When foster care intervened, although Katherine was placed into a safe, loving home, the journey she’d been forced to walk in early childhood didn’t suddenly change. Instead, her teen years were spent surviving further violence, including multiple sexual assaults, self-harm, and addictive tendencies of her own.
Through it all, Katherine was told she was resilient—for surviving so much, for performing academically as well as she did, and simply for the sake of being a kid, because “kids are so resilient,” as many quickly say, without acknowledging what that child may have survived. The word “resilient” started to mean something else to Katherine entirely, and over the years, she came to resent the term. resilient is her story of how that resentment came to be…and how that resentment finally turned in to a resilience all her own.
It would be easy for me to say I love this book so much because I’m biased, because I was one of the editors for the book. resilient first came to my desk in January of 2021, and Katherine and I worked through multiple rounds of edits together. Then, I helped her with the marketing plan for it. I think I’ve read the book six times in less than nine months, cover-to-cover, if not a couple more. And every time I read it, I find something else I love about it.

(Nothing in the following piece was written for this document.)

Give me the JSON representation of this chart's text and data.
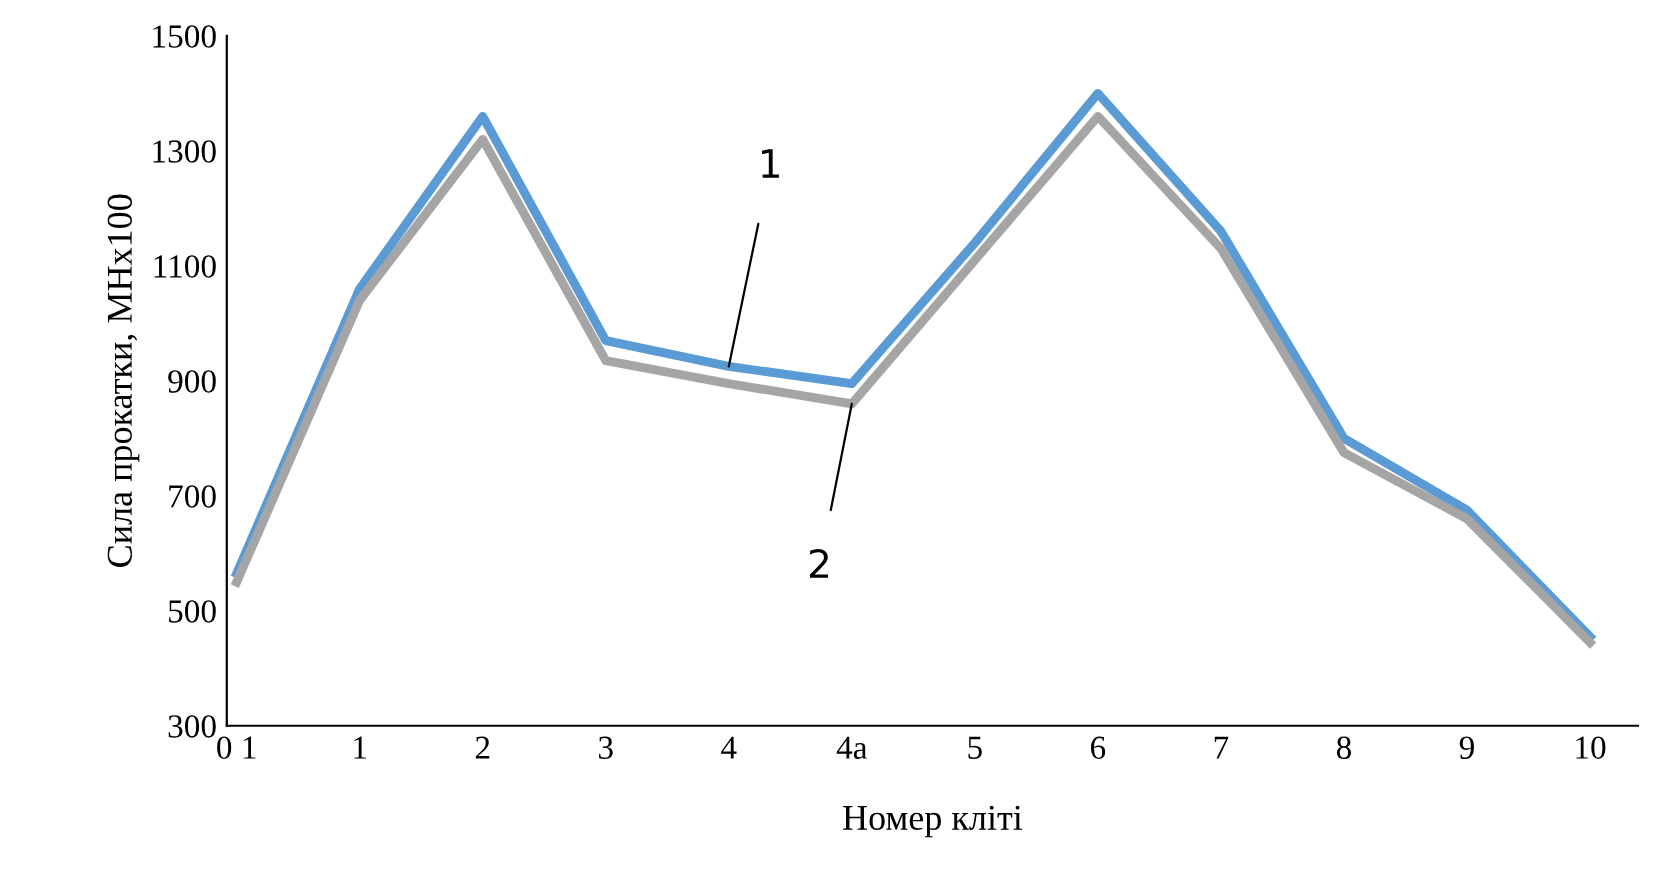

resilient is so much more than a memoir. It’s a guiding light. Like the butterfly on the cover—a creature that emerges from darkness into something beautiful—resilient is a symbol of hope to all of us who have survived those things that so many would prefer us to keep shrouded in darkness. Childhood abuse and neglect. Sexual violence. Poverty. Addiction. Depression, suicide attempts, and that aching loneliness and sense of failure that plagues many of us. Reading the story of how Katherine survived all of that and more, and then found the courage to write about it, sharing her story in the simple hope that it might be reassuring to someone else—that it might tell someone else they aren’t alone—is wholly inspirational.
It’s the book that every single person needs to read. Survivors, allies of survivors, those who work in trauma, and those who only know “trauma” as a word other people use. Of all the memoirs of survival I’ve read, resilient is the greatest telling of stories that should never remain untold.